Autor und Autorinnen

Peter Alheit, Dr. Dr., ist promovierter Soziologe und Erziehungswissenschaftler sowie emeritierter Professor für Allgemeine Pädagogik an der Georg-August-Universität Göttingen. Er publiziert zu Bildungs-, Mentalitäts- und Sozialstrukturforschung, zum Altern der Gesellschaft und zu ästhetischer Bildung und gilt als international anerkannter Experte der Biografieforschung und des lebenslangen Lernens.

Kate Page, MMus, ausgebildete Musikerin, war Projektmanagerin für »Music for Life« an der Wigmore Hall in London. Die Oboistin lebt in Australien und bietet kreative Musikworkshops für unterschiedliche Zielgruppen an.

Rineke Smilde, PhD, ist Musikologin, Flötistin und Professorin für Lebenslanges Lernen in der Musik an der Hanze-Universität Groningen sowie für Musikpädagogik an der Universität für Musik und darstellende Künste Wien.

Thema

Dieses Buch ist für Musiker geschrieben, die sich für Menschen engagieren, die jenseits von Konzerthallen leben. Es beschreibt die außergewöhnliche Wirkung von Musik, besonders im Bereich von Krankheit, Schwäche und Leiden.

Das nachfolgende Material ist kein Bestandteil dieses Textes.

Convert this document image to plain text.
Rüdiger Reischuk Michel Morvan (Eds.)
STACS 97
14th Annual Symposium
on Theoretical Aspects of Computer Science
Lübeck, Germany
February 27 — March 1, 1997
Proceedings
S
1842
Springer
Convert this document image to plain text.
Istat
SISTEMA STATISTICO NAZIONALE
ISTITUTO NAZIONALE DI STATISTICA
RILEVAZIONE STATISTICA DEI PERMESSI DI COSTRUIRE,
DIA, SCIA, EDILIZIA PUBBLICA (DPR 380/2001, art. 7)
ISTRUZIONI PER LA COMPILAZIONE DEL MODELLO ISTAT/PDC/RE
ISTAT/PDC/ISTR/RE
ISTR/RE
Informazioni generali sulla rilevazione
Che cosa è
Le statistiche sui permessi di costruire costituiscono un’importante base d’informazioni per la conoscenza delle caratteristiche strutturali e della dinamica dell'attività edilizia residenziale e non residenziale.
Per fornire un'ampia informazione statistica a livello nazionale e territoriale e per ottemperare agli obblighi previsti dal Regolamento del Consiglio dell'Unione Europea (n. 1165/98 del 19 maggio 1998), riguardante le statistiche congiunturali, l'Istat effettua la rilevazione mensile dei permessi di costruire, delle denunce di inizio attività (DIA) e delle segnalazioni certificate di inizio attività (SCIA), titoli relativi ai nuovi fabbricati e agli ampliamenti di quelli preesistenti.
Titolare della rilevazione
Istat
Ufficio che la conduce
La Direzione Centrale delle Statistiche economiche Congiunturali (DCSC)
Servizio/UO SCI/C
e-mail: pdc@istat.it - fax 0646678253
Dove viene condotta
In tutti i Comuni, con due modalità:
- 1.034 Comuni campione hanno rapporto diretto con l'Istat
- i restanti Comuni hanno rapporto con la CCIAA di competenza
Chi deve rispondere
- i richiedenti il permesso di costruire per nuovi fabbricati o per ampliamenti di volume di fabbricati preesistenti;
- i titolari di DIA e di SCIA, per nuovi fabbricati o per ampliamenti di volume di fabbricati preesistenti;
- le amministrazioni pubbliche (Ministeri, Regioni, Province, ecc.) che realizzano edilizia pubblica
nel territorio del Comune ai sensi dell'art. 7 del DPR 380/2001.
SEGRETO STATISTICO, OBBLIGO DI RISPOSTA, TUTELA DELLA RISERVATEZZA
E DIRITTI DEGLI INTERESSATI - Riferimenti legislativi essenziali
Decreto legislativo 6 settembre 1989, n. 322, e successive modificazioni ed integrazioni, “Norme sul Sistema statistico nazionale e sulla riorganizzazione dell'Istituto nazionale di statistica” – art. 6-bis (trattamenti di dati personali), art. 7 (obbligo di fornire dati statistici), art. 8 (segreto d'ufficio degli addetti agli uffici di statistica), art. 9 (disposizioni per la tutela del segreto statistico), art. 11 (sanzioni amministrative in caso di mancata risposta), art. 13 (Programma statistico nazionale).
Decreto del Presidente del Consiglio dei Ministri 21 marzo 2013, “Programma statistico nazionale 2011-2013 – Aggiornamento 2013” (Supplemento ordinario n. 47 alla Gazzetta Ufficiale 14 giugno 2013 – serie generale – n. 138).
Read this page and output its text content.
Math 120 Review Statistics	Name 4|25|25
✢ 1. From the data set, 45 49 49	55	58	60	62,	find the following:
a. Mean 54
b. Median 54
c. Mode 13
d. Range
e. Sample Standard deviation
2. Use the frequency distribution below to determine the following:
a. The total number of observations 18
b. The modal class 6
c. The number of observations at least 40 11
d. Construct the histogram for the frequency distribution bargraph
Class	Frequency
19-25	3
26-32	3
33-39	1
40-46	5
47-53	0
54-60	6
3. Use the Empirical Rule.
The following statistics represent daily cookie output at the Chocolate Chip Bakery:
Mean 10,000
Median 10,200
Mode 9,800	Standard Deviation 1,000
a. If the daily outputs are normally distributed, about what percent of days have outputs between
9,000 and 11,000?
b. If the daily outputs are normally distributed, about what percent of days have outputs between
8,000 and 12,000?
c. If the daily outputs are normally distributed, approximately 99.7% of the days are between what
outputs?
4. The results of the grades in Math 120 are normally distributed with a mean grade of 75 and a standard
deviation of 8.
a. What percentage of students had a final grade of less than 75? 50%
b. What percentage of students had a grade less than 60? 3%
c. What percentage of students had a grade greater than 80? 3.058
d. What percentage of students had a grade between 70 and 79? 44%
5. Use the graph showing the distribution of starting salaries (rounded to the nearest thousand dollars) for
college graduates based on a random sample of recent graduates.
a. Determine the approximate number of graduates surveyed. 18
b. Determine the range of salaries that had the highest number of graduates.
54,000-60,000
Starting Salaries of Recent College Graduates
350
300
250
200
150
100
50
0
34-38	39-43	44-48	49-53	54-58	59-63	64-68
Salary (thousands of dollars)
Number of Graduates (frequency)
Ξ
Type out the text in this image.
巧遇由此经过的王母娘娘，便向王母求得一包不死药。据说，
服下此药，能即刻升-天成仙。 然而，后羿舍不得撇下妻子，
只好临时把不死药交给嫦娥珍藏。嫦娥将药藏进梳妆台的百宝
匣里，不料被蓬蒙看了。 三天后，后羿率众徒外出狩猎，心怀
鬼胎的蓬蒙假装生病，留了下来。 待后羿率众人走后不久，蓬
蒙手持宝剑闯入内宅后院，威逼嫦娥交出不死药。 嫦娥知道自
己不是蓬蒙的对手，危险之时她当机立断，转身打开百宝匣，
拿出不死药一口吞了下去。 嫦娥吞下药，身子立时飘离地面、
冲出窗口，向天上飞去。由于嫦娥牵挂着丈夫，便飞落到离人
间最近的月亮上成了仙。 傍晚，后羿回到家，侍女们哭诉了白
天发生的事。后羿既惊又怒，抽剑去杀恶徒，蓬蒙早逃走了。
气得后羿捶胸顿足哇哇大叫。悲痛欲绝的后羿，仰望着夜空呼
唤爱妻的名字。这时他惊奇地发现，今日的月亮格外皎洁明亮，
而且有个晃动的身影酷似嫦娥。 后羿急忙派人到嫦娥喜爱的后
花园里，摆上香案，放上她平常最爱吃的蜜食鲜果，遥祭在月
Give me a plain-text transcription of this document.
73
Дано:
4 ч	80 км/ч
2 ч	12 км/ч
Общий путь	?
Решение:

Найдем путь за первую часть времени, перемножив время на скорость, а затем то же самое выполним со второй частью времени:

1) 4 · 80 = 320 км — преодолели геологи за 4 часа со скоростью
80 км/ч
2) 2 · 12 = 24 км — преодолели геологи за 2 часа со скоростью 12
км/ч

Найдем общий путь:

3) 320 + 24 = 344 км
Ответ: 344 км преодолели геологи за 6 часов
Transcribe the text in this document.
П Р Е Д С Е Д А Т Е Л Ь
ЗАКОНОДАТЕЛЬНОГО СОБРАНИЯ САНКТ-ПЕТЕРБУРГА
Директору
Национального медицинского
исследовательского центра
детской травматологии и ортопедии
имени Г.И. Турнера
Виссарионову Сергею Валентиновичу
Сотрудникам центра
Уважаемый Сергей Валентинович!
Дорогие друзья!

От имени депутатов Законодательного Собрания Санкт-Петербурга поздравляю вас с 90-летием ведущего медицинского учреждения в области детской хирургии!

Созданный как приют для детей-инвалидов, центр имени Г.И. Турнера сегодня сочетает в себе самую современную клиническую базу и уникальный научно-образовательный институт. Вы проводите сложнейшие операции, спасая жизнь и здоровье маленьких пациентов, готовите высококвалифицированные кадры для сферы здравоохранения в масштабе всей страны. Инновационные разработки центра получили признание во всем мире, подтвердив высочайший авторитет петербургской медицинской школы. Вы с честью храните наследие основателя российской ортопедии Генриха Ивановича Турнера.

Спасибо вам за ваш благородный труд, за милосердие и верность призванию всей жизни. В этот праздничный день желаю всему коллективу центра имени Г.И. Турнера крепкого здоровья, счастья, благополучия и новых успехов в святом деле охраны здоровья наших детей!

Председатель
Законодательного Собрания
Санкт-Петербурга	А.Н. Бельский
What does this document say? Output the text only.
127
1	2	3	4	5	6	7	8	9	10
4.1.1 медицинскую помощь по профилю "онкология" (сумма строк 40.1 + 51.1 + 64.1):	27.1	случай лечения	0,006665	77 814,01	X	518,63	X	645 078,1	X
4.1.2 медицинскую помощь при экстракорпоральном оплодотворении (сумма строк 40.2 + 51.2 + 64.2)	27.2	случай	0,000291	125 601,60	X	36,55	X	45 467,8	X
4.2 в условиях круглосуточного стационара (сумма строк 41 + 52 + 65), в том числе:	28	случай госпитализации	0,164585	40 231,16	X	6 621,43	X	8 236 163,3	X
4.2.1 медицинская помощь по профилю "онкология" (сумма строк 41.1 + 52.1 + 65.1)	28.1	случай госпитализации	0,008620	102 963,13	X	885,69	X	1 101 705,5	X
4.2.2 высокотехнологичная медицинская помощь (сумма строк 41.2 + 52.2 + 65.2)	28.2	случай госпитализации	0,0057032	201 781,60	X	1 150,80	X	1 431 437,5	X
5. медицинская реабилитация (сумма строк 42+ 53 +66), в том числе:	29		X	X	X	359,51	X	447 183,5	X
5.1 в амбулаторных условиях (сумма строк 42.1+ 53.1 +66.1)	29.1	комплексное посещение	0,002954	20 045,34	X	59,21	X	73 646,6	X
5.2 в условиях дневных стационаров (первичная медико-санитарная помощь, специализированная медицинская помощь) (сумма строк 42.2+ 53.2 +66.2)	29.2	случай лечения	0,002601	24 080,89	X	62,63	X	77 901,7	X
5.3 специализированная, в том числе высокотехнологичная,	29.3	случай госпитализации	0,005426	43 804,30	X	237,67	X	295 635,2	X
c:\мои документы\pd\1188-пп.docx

Dabei geht es nicht um Anregungen für das Pflegepersonal, wie man mit vertrauten Liedern die Stimmung verbessern kann – es geht eher darum, mit den Mitteln der Musik die Person hinter der Person wieder sichtbar zu machen.

Musikerinnen, Demenzkranke, Pflegerinnen und Wissenschaftlerinnen kommen zu kreativen musikalischen Workshops mit dem Ziel zusammen, die Beziehung zwischen Demenzpatienten und Pflegepersonal zu stärken.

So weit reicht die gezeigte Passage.